SMALL CAP SHARE IDEAS: Bivictrix Therapeutics

Often the treatment of cancer is a high wire act for a physician, who has to administer the optimal dose to kill off the disease while ensuring the already sick patient doesn’t feel the full force of the toxic side-effects.

Targeted drugs that take out the cancer cell, leaving healthy cells intact, would largely resolve this issue.

However, this precision approach comes with a massive challenge – and one that has largely stumped scientists for the last three decades.

Bivictrix’s treatments target cancer with superior specificity, eradicating collateral damage

‘There’s actually a lack of cancer-specific targets on the surface of a cancer cell. Those you do find you’d also see on a healthy cell,’ explains Tiffany Thorn, chief executive of BiVictriX.

‘So, whilst using antibodies to target cancer cells is a good idea in principle, we’ve not really been able to unlock the full potential of these selective therapeutics in a way we thought was possible 30 years ago, because there’s nothing selective on the cancer cells to actually target.’

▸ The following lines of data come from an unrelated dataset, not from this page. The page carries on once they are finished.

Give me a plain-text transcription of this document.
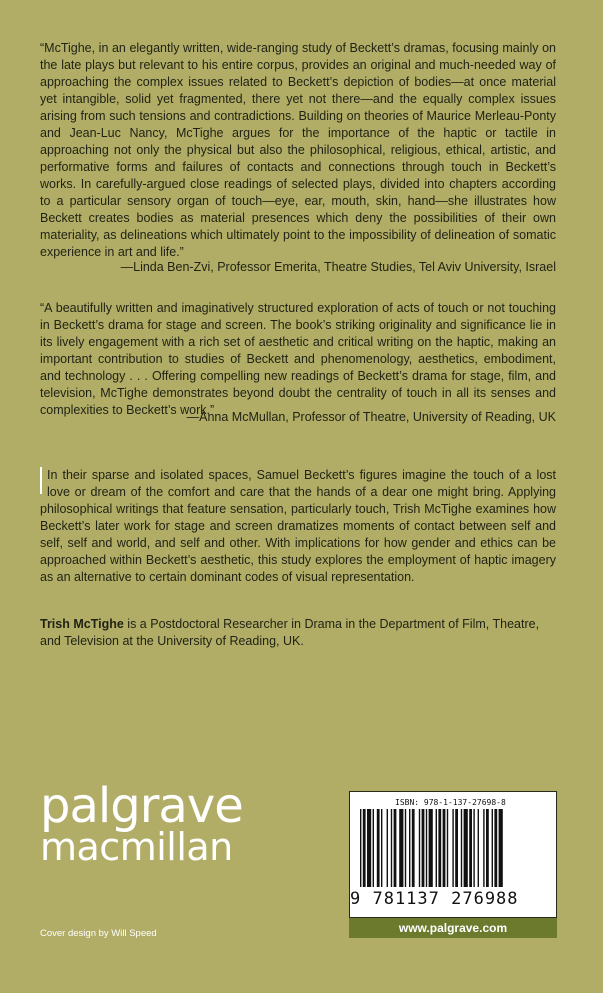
“McTighe, in an elegantly written, wide-ranging study of Beckett’s dramas, focusing mainly on the late plays but relevant to his entire corpus, provides an original and much-needed way of approaching the complex issues related to Beckett’s depiction of bodies—at once material yet intangible, solid yet fragmented, there yet not there—and the equally complex issues arising from such tensions and contradictions. Building on theories of Maurice Merleau-Ponty and Jean-Luc Nancy, McTighe argues for the importance of the haptic or tactile in approaching not only the physical but also the philosophical, religious, ethical, artistic, and performative forms and failures of contacts and connections through touch in Beckett’s works. In carefully-argued close readings of selected plays, divided into chapters according to a particular sensory organ of touch—eye, ear, mouth, skin, hand—she illustrates how Beckett creates bodies as material presences which deny the possibilities of their own materiality, as delineations which ultimately point to the impossibility of delineation of somatic experience in art and life.”

—Linda Ben-Zvi, Professor Emerita, Theatre Studies, Tel Aviv University, Israel

“A beautifully written and imaginatively structured exploration of acts of touch or not touching in Beckett’s drama for stage and screen. The book’s striking originality and significance lie in its lively engagement with a rich set of aesthetic and critical writing on the haptic, making an important contribution to studies of Beckett and phenomenology, aesthetics, embodiment, and technology . . . Offering compelling new readings of Beckett’s drama for stage, film, and television, McTighe demonstrates beyond doubt the centrality of touch in all its senses and complexities to Beckett’s work.”

—Anna McMullan, Professor of Theatre, University of Reading, UK

In their sparse and isolated spaces, Samuel Beckett’s figures imagine the touch of a lost love or dream of the comfort and care that the hands of a dear one might bring. Applying philosophical writings that feature sensation, particularly touch, Trish McTighe examines how Beckett’s later work for stage and screen dramatizes moments of contact between self and self, self and world, and self and other. With implications for how gender and ethics can be approached within Beckett’s aesthetic, this study explores the employment of haptic imagery as an alternative to certain dominant codes of visual representation.

Trish McTighe is a Postdoctoral Researcher in Drama in the Department of Film, Theatre, and Television at the University of Reading, UK.

palgrave
macmillan
Cover design by Will Speed
ISBN: 978-1-137-27698-8
9 781137 276988
www.palgrave.com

Well, until now. Thorn is the inventor of an approach that leans heavily on her experience working in the NHS identifying cancer rather than treating it.

Spotting the signs of the disease meant looking for specific patterns on the surface of a cell (rather than a single cancer identifier); a fingerprint for cancer if you will.

Thorn and her team have taken the idea and exploited it for the first time in a therapeutic setting to generate Bi-Cygni treatments, which target the cancer with superior specificity, eradicating collateral damage.

The benefits, though yet to be fully proven at this early stage in process, should deliver what the experts call a ‘highly selective’ approach to tackling the illness.

What does that mean in practice? Well, all things being equal it should allow doctors to safely administer higher drug doses more effectively without the nasty, life-threatening side effects.

‘The novelty of the company is twofold,’ says Thorn.

‘The first thing is we’ve identified cancer-specific fingerprints that we have access to and nobody else is working on them.

‘So, they’re unique to the company. We can differentiate healthy from diseased cells.

‘The second thing is we develop drugs that only target those antigen fingerprints that we’ve identified.

‘And those drugs are different to anything else that’s currently in development because they only recognise these unique cancer cell fingerprints.’

The company’s first cab off the rank is a BVX001, which binds an existing antibody drug conjugate, or ADC, to the company’s ‘fingerprint’ technology to be selective for acute myeloid leukaemia (AML).

Thorn admits AML is a ‘crowded’ area for R&D, but one that has yielded precious few breakthroughs for an illness with an extremely poor prognosis (the five-year survival rate in over-65s is 5 per cent). The issue, as expounded at length above, is toxicity.

‘It’s a bold start,’ Thorn says of the decision to develop a new treatment option for AML.

‘But, if we can show that we can develop one of these therapeutics that is more selective in this disease indication, it shows the industry that actually there’s a real benefit of this approach; because we will have gone for one of the hardest-to-treat cancers.’

Bivictrix recently listed on the London stock market, fundraising a net £6.7m

Bivictrix recently listed on the London stock market, fundraising a net £6.7m

The big news recently has been the company’s stock market float (the shares currently are 23.5p) a process that has brought in a net £6.7million of new funds, which equates to a cash runway of two years.

A good chunk of that new money will be put to work developing BVX001, which is likely to make it into the clinic within the next few years. It will also be deployed to expand the early-stage pipeline, and invested in patent protection of that pipeline.

Thorn, who at 33 must be one of the market’s youngest chief executives, is supported by a highly experience boardroom team.

BiVictriX is chaired by Iain Ross, a veteran of the sector, who is supported by Professor Bob Hawkins, Susan Lowther and Drummond Paris.

They bring with them public markets know-how, technical expertise, financial knowledge and a deep understand of the ecosystem in which BiVictriX operates. ‘I’m confident we will work well going forward,’ says Thorn.

Looking ahead, the company will be making ‘some key announcements’ around new additions to the pipeline including an application for solid tumours.

‘We’ll also be filing a number of patents on both the lead molecule, and the pipeline as well,’ adds Thorn.

Crucially, BiVictriX will be looking to produce data that shows the clear benefits of its technology versus an already established ADC drug on the market for AML.

‘We are hoping to show that our drug outperforms both on safety and efficacy,’ Thorn says.

This would then provide the support to take the discovery into clinical trials. After that it’s the arduous process of testing BVX001 in humans. That said, success could transform the landscape for cancer treatment, making life easier for patient and doctor alike.